Impactamos contra una enorme guarnición en una vuelta muy cerrada. Primero la llanta del lado del conductor seguido del sonido de fierros retorciéndose bajo nosotros. Sintiendo con las plantas de los pies a la bestia retorciéndose de dolor. Luego la otra llanta delantera y antes de que saliéramos disparados como cuete, surcando los aires y girando sobre nuestro eje cual balón de americano, la criatura se aferró. Nos detuvimos de golpe. Algo debajo de la camioneta se atoró contra las varillas ahora expuestas de la guarnición y quedamos estupefactos en el subibaja más costoso que me he subido. Nos miramos perplejos y descubrimos que estábamos vivos, pero antes de cantar victoria también descubrimos que si no nos mató el accidente, nuestros padres se encargarían de ello.

La bestia seguía viva, pero hacía un sonido enfermizo. Nos apresuramos a decirle a nuestro hablador chofer (que al fin se había quedado mudo) que pusiera reversa y nos sacara de ahí antes de que aparecieran las patrullas y descubrieran que sólo éramos un grupo de chiquillos con apenas la altura suficiente para alcanzar los pedales.

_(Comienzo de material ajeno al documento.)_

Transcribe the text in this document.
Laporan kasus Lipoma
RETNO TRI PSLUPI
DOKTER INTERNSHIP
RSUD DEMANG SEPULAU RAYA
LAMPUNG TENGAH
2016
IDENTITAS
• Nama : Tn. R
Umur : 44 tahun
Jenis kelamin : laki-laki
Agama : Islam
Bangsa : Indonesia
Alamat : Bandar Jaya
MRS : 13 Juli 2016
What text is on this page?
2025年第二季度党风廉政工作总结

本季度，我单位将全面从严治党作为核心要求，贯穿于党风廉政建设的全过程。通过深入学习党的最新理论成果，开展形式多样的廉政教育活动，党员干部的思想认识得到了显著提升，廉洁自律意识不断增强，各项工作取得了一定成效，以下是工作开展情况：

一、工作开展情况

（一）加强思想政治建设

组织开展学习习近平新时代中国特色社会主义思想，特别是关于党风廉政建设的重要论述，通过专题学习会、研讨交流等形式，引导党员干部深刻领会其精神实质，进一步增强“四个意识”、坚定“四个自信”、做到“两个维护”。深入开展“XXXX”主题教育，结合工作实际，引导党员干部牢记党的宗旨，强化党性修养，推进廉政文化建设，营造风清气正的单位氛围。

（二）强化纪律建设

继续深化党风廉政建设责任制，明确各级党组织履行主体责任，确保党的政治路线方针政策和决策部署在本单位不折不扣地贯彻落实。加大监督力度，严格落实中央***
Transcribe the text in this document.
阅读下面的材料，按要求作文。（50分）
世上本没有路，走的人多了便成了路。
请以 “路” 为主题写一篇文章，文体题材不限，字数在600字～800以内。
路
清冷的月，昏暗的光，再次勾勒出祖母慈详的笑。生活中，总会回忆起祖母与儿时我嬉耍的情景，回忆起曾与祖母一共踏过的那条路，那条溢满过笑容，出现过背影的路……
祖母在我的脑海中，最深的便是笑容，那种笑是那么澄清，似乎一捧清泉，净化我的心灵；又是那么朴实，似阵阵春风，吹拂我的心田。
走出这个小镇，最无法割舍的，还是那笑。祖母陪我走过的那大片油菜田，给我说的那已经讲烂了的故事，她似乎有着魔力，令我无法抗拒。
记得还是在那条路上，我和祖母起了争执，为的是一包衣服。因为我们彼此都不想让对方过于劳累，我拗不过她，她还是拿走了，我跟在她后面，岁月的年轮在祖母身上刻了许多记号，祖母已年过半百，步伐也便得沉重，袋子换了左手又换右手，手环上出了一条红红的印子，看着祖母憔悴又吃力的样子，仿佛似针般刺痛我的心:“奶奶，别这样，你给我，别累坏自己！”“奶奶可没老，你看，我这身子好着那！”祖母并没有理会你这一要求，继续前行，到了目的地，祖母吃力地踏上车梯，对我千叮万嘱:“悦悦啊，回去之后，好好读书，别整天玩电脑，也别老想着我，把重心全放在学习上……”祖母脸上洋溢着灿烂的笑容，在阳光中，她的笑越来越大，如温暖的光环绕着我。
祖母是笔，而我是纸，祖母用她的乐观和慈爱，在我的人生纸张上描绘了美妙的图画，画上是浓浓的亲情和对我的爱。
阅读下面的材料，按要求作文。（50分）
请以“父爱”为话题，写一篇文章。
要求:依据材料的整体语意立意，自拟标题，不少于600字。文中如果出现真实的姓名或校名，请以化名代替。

Puso en reversa la camioneta y con mucho escandalo y esfuerzo la bajó de la guarnición. Nos incorporamos a la poco transitada y oscura calle, y avanzamos unos metros. El motor de la bestia estaba mal. A mitad de la calle el chofer paró, apagó la camioneta y salió a mirar el motor. Hoy reflexiono en ello y pienso, «¿Por qué apagó la camioneta para abrir el cofre, esperaba que con el motor apagado esta no se fuera a vengar escupiéndole anticongelante o atrapándolo con la banda y terminando por devorarle el rostro?» No lo sé, pero él así lo hizo. Cuando subió de nuevo con nosotros, intentó encender nuevamente la camioneta y esta ya no arrancó. Estuvimos parados ahí unos 3 minutos y la camioneta no reaccionaba. Miramos alrededor y caímos en cuenta de que estábamos en la parte más oscura del barrio más peligroso de Ecatepec.

Como animales que asechan en las sombras, comenzaron a aparecer algunos vándalos. Miraban curiosos y nosotros nos sabíamos el animal herido que pronto será la cena de los lobos.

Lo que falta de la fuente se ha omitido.